These observations have been synthesised in a new lithospheric-scale interpretation of the geodynamic development of the North Oman continental margins during the middle to late Cretaceous. The sequential evolution along a transect passing from southwest of Jabal Akhdar to northeast of Muscat can be summarised as follows:
An intra-continental subduction zone affected the autochthon of the Arabian Platform with a basal rupture lying in the proximal part of the continental margin, to the south of the northern edge of the carbonate platform. A North Muscat microplate was created between the intra-continental subduction zone and the intra-oceanic subduction that gave rise to the Samail Ophiolite; this microplate includes the outer part of the Arabian Platform, the continental slope and the entire Hawasina Basin.
From Early Turonian to Late Santonian the obduction and the intra-continental subduction were coeval and parallel. The northeast edge of the North Muscat microplate plunged below the Samail Nappe whilst the emergent southwest part overthrust the innermost parts of the Arabian Platform. The leading edge of the Samail and Hawasina Nappes advanced across the southwestern border of the North Muscat microplate just before obduction and intra-continental subduction ceased at the Santonian–Campanian boundary. Towards the end of the intra-continental subduction, the lower part of the crust of the subducted autochthon delaminated the upper part, marking the first stage of the metamorphic rocks exhumation.

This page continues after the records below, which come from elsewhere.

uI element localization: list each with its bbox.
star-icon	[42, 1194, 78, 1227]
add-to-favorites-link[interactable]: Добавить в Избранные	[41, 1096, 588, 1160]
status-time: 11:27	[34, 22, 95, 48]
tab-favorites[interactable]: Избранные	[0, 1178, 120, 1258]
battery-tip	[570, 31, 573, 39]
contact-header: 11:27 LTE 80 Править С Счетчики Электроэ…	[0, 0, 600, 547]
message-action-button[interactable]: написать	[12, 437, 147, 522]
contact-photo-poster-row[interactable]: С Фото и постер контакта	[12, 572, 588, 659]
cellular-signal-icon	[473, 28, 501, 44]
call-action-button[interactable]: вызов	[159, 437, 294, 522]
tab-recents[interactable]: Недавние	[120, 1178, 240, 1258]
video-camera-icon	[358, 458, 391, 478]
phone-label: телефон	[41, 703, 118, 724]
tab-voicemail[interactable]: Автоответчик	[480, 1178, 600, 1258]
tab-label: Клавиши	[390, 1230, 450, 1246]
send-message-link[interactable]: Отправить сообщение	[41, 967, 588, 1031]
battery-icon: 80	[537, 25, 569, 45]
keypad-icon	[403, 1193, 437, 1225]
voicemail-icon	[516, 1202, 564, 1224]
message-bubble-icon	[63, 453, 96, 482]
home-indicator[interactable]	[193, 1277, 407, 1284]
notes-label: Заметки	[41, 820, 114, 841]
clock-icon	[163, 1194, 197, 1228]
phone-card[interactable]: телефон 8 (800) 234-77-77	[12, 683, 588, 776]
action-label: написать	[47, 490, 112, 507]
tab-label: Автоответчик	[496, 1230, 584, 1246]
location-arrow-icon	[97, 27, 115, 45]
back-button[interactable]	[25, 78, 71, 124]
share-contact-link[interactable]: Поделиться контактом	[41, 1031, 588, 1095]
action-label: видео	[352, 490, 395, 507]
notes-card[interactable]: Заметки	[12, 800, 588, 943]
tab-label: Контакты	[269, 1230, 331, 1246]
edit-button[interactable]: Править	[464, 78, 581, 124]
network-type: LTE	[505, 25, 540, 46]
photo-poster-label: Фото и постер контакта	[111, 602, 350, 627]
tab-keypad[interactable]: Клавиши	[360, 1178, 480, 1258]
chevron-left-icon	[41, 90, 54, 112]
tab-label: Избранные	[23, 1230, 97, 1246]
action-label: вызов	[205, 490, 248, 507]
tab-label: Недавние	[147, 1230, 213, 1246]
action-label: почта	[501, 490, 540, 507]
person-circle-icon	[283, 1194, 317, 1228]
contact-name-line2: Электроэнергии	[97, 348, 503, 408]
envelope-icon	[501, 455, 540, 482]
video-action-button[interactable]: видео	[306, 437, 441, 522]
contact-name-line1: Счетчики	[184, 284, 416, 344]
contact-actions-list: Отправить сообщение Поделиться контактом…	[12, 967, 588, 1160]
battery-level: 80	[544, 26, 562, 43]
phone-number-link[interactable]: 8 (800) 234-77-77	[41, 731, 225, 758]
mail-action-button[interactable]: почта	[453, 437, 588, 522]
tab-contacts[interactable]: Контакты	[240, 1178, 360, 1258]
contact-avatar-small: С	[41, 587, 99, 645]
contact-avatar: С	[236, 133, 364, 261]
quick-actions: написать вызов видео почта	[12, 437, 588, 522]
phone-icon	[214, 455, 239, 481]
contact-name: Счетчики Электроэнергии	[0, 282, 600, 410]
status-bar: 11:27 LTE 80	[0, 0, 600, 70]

From Early Campanian to Early Maastrichtian, the North Muscat microplate moved to the northeast, its northeastern edge sinking by gravity into the asthenosphere. The subducted autochthon rose up, and came into contact with the base of the obducted units. The resulting uplift of the ophiolite nappes produced its emergence and partial erosion. Local crustal thickening, related to the lithospheric delamination, caused doming at Saih Hatat and subsequent erosion that locally extended to the pre-Permian sedimentary basement during the Early Maastrichtian. The present day domal shape of Jabal Akhdar is however related to Tertiary tectonic events.